LATELY. Lately, I’ve been in Manhattan, soaking up the start of spring — where no one knows what to wear, the days require umbrellas more than not, the flowers from Trader Joe’s have more color than usual, and the chai latte extra hot is no longer needed. This time of year typically yields excitement of what’s to come, the anticipation of what is next — warmer days ahead, plans to find new outfits for, thoughts of “how can I experience that moment from last summer again?”
I’ve been in rhythms of ordinary lately — meal prepping on Sundays, yoga and pilates often (it’s refreshing to notice when you feel stronger after your own consistency kicks in), listening to podcasts (check out Monica Lewinsky: An Intern vs. The President and Let Them Theory that everyone is talking about), keeping up with the usual laundry / cleaning / dishes (no clue how people do this with kids), catching up with friends here and there, reading before bed (insert calming emoji) and not leaving the city for a handful of weekends. Days on repeat, which I think a lot of people notice about their own lives — we’re not always going to have the trip, the party, whatever high we might be chasing next. So much of our time is spent in the ordinary and I’ve been learning that we have to be alright with our own kind of ordinary. The morning rituals to start my days and night time routines to wind down make a difference in feeling content. Lately, I haven’t minded the ordinary — but I also know change is around the corner, which will shake up what has felt ordinary for a while.

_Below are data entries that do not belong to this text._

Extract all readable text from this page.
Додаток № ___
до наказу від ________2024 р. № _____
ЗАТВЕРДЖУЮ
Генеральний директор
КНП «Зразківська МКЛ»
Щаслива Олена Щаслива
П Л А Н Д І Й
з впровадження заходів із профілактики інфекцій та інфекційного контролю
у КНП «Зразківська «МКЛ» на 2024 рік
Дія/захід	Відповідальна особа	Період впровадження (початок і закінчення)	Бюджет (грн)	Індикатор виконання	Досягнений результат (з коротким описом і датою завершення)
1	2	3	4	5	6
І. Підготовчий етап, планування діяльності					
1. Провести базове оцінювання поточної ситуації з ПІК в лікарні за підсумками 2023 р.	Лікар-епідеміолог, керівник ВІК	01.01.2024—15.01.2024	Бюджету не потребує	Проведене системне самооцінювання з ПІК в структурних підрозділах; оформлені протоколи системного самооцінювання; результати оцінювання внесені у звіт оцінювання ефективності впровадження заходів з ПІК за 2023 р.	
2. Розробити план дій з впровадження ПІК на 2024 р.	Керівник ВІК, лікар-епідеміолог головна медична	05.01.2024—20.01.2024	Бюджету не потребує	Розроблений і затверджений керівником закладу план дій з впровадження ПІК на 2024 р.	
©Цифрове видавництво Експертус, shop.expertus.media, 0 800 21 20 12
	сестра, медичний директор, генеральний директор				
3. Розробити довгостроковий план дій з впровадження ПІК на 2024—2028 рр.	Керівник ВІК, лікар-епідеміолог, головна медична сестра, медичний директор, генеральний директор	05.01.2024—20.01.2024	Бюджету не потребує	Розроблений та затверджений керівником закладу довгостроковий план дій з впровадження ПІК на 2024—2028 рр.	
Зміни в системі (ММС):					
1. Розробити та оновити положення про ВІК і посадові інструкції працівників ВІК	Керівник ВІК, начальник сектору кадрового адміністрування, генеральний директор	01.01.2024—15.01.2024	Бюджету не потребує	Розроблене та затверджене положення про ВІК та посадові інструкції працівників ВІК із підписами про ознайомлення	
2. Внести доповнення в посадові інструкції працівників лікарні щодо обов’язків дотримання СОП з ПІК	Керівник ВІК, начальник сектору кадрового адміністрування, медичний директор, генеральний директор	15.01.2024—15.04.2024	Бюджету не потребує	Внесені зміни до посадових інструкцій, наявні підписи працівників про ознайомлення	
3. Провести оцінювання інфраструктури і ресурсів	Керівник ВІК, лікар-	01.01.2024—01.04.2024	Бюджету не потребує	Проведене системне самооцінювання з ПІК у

I was listening to this short episode on lessons from Sex and the City — a show where I’ve felt right there alongside the characters while watching (if you know this feeling it's one you never want to end). It follows four female friendships navigating adulthood in New York City, love lost and found, some bits of fashion, one character’s writing journey and societal expectations placed on women. The first take away from the podcast is how we can fall in love with the places we live, wherever that might be — New York City itself is a main character in this show. Whether it’s walking down a familiar street, hitting the same brunch spot or sitting in the park on Sundays with friends — it is okay to romanticize a place and fall for it over and over again. Even on the repeat days, this city still has its charm and appeal to me. Focusing on the minor details of what makes a place feel like home and worth being in makes the ordinary days feel less so.

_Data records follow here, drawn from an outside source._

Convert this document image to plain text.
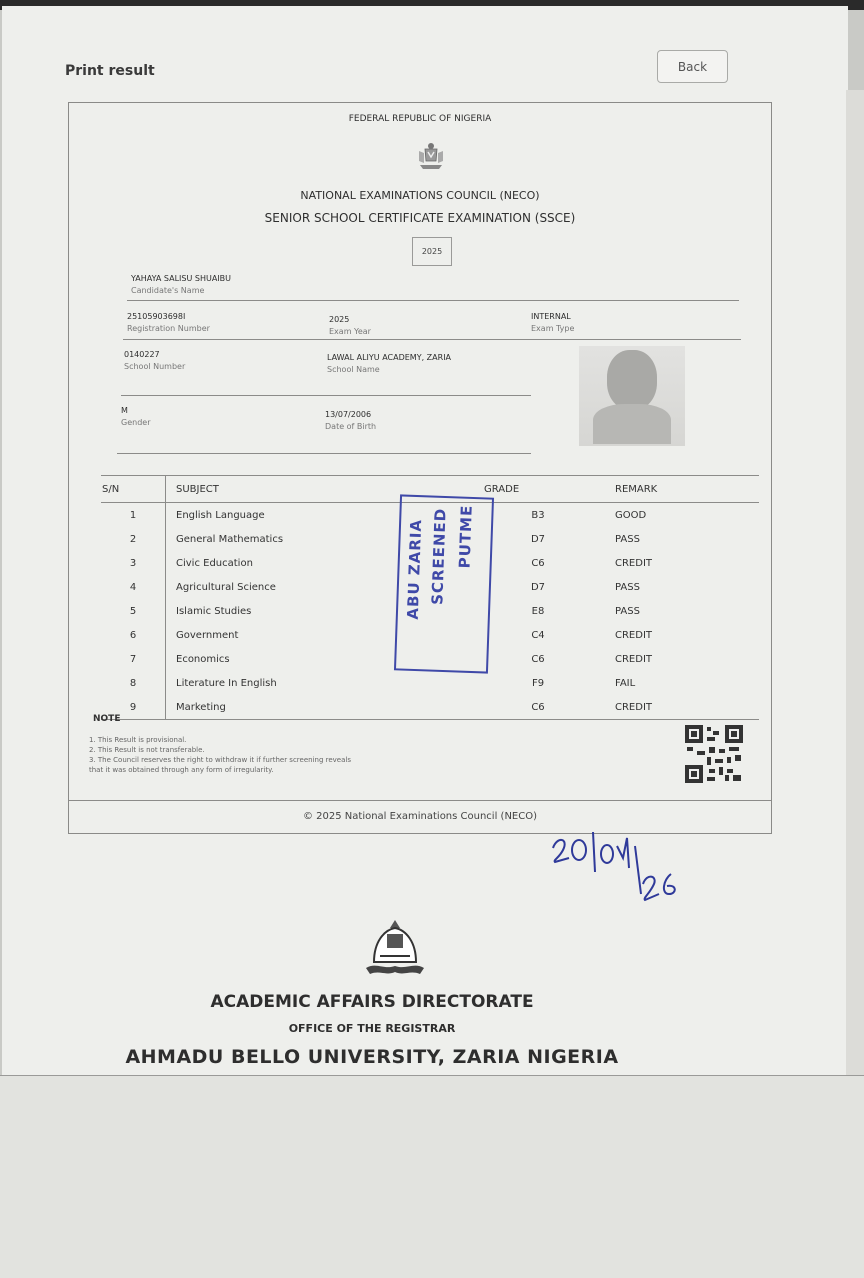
Print result	Back
FEDERAL REPUBLIC OF NIGERIA
NATIONAL EXAMINATIONS COUNCIL (NECO)
SENIOR SCHOOL CERTIFICATE EXAMINATION (SSCE)
2025
YAHAYA SALISU SHUAIBU
Candidate's Name
25105903698I
Registration Number
2025
Exam Year
INTERNAL
Exam Type
0140227
School Number
LAWAL ALIYU ACADEMY, ZARIA
School Name
M
Gender
13/07/2006
Date of Birth
S/N	SUBJECT	GRADE	REMARK
1	English Language	B3	GOOD
2	General Mathematics	D7	PASS
3	Civic Education	C6	CREDIT
4	Agricultural Science	D7	PASS
5	Islamic Studies	E8	PASS
6	Government	C4	CREDIT
7	Economics	C6	CREDIT
8	Literature In English	F9	FAIL
9	Marketing	C6	CREDIT
ABU ZARIA SCREENED PUTME
NOTE
1. This Result is provisional.
2. This Result is not transferable.
3. The Council reserves the right to withdraw it if further screening reveals
that it was obtained through any form of irregularity.
© 2025 National Examinations Council (NECO)
ACADEMIC AFFAIRS DIRECTORATE
OFFICE OF THE REGISTRAR
AHMADU BELLO UNIVERSITY, ZARIA NIGERIA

It's almost been a year of this blog — a year that has led me into this new season of life I’m about to enter. A year of some ordinary moments (certainly with happy moments and trips sprinkled in), but I think the quietness of the ordinary moments is one of many variables that has led me to choose different than what has been laid out in front of me. Those moments that have given me the stillness and clarity to reflect on what I want next. And although I haven’t done a lot of writing thus far in 2025, nor have I tried to force it out of myself, these summer months will be full of it. This short piece feels like something I’ve thrown together to bridge the gap of where I’ve been lately to where I’m going.

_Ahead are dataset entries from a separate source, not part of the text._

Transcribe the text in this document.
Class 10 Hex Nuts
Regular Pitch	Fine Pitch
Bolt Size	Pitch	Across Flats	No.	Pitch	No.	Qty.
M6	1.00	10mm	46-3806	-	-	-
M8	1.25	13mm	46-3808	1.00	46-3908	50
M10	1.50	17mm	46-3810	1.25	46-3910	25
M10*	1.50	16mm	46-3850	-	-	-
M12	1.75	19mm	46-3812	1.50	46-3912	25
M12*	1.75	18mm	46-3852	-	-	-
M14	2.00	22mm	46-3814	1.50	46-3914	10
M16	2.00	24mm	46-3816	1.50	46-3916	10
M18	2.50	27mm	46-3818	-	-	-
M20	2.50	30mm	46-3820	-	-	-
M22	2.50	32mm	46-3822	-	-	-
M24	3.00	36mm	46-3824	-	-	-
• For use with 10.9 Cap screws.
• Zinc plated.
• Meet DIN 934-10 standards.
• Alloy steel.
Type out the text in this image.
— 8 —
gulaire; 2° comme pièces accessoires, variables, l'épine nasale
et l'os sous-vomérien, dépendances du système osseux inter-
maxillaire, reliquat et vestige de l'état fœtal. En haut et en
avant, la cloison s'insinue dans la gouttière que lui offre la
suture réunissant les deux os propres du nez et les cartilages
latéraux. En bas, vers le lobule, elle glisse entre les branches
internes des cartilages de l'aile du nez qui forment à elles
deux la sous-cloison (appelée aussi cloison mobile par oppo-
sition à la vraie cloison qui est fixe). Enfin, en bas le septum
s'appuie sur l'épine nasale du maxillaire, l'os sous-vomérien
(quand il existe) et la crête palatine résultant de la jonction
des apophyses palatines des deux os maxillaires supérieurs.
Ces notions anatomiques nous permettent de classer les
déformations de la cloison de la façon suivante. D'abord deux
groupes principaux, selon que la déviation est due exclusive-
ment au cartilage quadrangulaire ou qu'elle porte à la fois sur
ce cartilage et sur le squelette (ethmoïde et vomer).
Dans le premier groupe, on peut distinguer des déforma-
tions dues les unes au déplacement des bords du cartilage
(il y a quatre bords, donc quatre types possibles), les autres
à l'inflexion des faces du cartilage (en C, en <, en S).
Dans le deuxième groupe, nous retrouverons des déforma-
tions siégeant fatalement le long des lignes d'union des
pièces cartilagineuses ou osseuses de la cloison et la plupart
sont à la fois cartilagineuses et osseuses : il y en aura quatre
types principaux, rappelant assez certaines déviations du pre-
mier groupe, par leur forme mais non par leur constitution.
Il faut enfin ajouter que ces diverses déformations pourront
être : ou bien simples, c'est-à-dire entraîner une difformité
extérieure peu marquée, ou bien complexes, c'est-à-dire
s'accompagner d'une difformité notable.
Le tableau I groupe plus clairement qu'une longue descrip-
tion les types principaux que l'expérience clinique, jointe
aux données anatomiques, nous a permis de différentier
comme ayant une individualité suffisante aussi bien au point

Lately has felt ordinary, the kind of ordinary that I don’t mind, and yet, when I think about this past year and its moments in sum, so much of it has been extraordinary all along.
Book Recommendation:
Speaking of New York City, Blue Sisters by CoCo Mellors dives into a story of four sisters, whose lives carry them in different directions as they navigate adulthood, but sisterhood always keeps them close. After the tragic loss of one sister, this messy and heartfelt read navigates grief, addiction, and love as they are brought back to the home they grew up in together on the Upper East Side.